The current events we’re experiencing could be a series of sequencing risk, where we’re running into a number of anti-miracles more often than usual at the moment. And Littlewood, who published his theory in the mid-1980s, didn’t likely have climate change at the front of his mind when developing the concept, which could increase the statistical probability of large, negative weather-related events. But the notion stands that both bad and good things will happen this year, next year and the year after. It’s not simply a ‘2020’ issue.
At the same time, it shouldn’t keep you from expecting good things in the future. As Housel says, this has significant import when it comes to saving and investing.
Saving Like A Pessimist
If you know that ‘black swan’ events aren’t quite as unusual as one might hope, then you can plan – to a point – in case such an event happens.
It’s the benefit of a high savings rate. The more you can stock into savings, whether it’s to build a six-month to a year’s worth of short-term cash for contingency purposes or longer-term planning, like retirement, the easier it’ll be to overcome an unexpected obstacle.
This, of course, has limits. If you lose a house to a wildfire, like many face in California and Oregon, then you’re not relying on short-term savings to recover. Instead, you’re relying on the insurance company providing you with the coverage you paid for.
But the money does offer a security blanket, if you lose a job or a loved one becomes ill. You’re not stuck simply trying to keep your head above water while you deal with a job loss, in the short term, if you have the cash savings. You’re not beholden to your job, if you’ve reached financial independence, and can leave for a period of time to care for a loved one.
What the pessimism provides is an awareness that bad things happen. You’re just preparing, as best as possible, in case – or better yet, when – they happen to you.
Avoid Investing Like A Pessimist
Like all things, though, pessimism has its limits. When it comes to investing in your future, you should become an absolute optimist. The reason is because you have compounding on your side, when it comes to investing.
“As long as more people try to get better than screw up, the long-term odds are in an economy’s favor,” wrote Housel. “And that’s virtually always the case because the screw-ups – the declines, the recessions, and panics, the wars – fuel the problem-solving.”
That problem solving, compounds. It’s the same with your investments. As long as we’re moving forward by seeking solutions – even if it feels as if the world is stuck at the moment – eventually those efforts will compound into success.
On an investing front, it means not just your initial investment will grow, but so will all the other investments you continue to put into the market, assuming you do so in a safe, cheap index fund that captures the entire market, as opposed to guessing what part of the market will outperform.
The investing world isn’t very optimistic right now.
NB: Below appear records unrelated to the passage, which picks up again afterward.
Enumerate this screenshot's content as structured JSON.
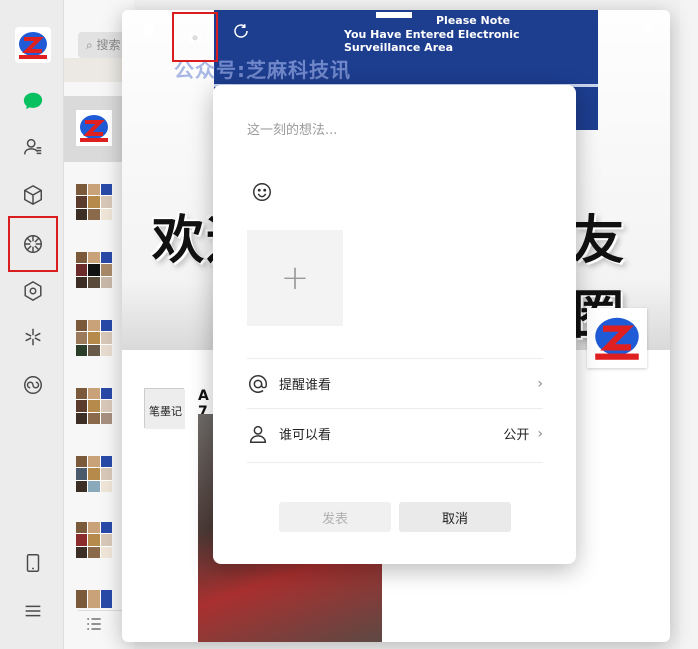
{
  "search": {
    "placeholder": "搜索"
  },
  "moments": {
    "banner_note_1": "Please Note",
    "banner_note_2": "You Have Entered Electronic Surveillance Area",
    "watermark": "公众号:芝麻科技讯",
    "welcome_left": "欢迎",
    "welcome_right": "友圈",
    "post_author": "A 7"
  },
  "composer": {
    "placeholder": "这一刻的想法...",
    "add_image": "+",
    "remind_label": "提醒谁看",
    "visibility_label": "谁可以看",
    "visibility_value": "公开",
    "publish_button": "发表",
    "cancel_button": "取消"
  },
  "colors": {
    "highlight_border": "#d81e1e",
    "banner_blue": "#1d3d8f",
    "chat_green": "#07c160"
  }
}
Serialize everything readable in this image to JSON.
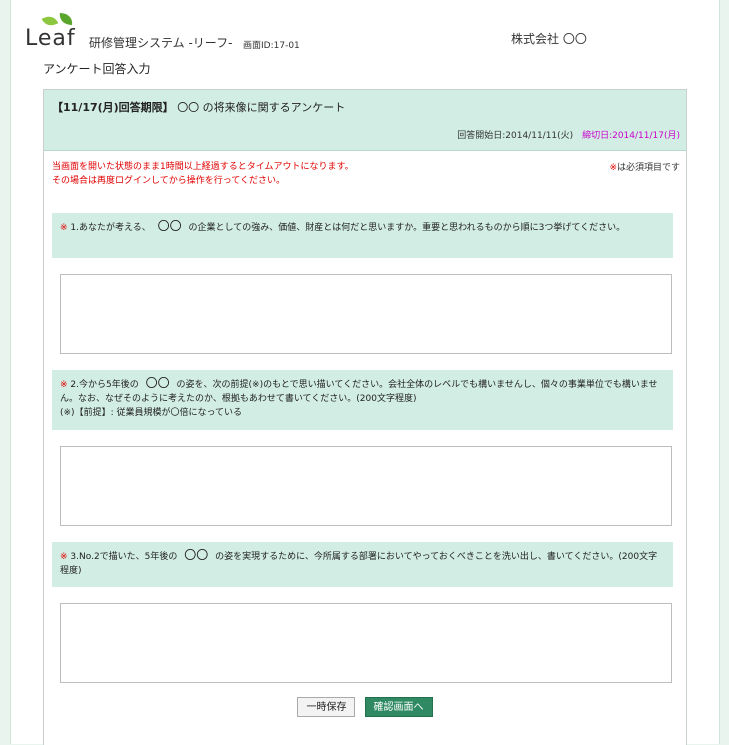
{
  "header": {
    "logo_text": "Leaf",
    "system_title": "研修管理システム -リーフ-",
    "screen_id": "画面ID:17-01",
    "company": "株式会社 〇〇",
    "page_heading": "アンケート回答入力"
  },
  "survey": {
    "deadline_tag": "【11/17(月)回答期限】",
    "title": "〇〇 の将来像に関するアンケート",
    "start_label": "回答開始日:2014/11/11(火)",
    "deadline_label": "締切日:2014/11/17(月)"
  },
  "notice": {
    "line1": "当画面を開いた状態のまま1時間以上経過するとタイムアウトになります。",
    "line2": "その場合は再度ログインしてから操作を行ってください。",
    "required_star": "※",
    "required_text": "は必須項目です"
  },
  "questions": [
    {
      "star": "※",
      "prefix": "1.あなたが考える、",
      "maru": "〇〇",
      "text": "の企業としての強み、価値、財産とは何だと思いますか。重要と思われるものから順に3つ挙げてください。",
      "extra": ""
    },
    {
      "star": "※",
      "prefix": "2.今から5年後の",
      "maru": "〇〇",
      "text": "の姿を、次の前提(※)のもとで思い描いてください。会社全体のレベルでも構いませんし、個々の事業単位でも構いません。なお、なぜそのように考えたのか、根拠もあわせて書いてください。(200文字程度)",
      "extra": "(※)【前提】: 従業員規模が〇倍になっている"
    },
    {
      "star": "※",
      "prefix": "3.No.2で描いた、5年後の",
      "maru": "〇〇",
      "text": "の姿を実現するために、今所属する部署においてやっておくべきことを洗い出し、書いてください。(200文字程度)",
      "extra": ""
    }
  ],
  "buttons": {
    "save": "一時保存",
    "confirm": "確認画面へ"
  }
}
Wells Fargo and Gallup surveyed investors with more than $10,000 invested for their quarterly Investor and Retirement Optimism Index, finding it was an 18. That’s up from 4 in the second quarter, but down from a high of 138 in the first quarter.
Again, that’s a short-term view of long-term investments. It’s the same view that lead investors to rush out of the markets on a dip, only to lose out on the upswing.
If you believe, though, that 2020 will end, that generally people will continue to strive to do better, that this will result in ongoing growth and stability in the next 3, 5, 10, 20, 50 years, then you should continue to invest for your long-term financial security. It’s the only way to benefit from the compounding result of that growth.
Otherwise, you’re letting the very predictable noise drown out your security.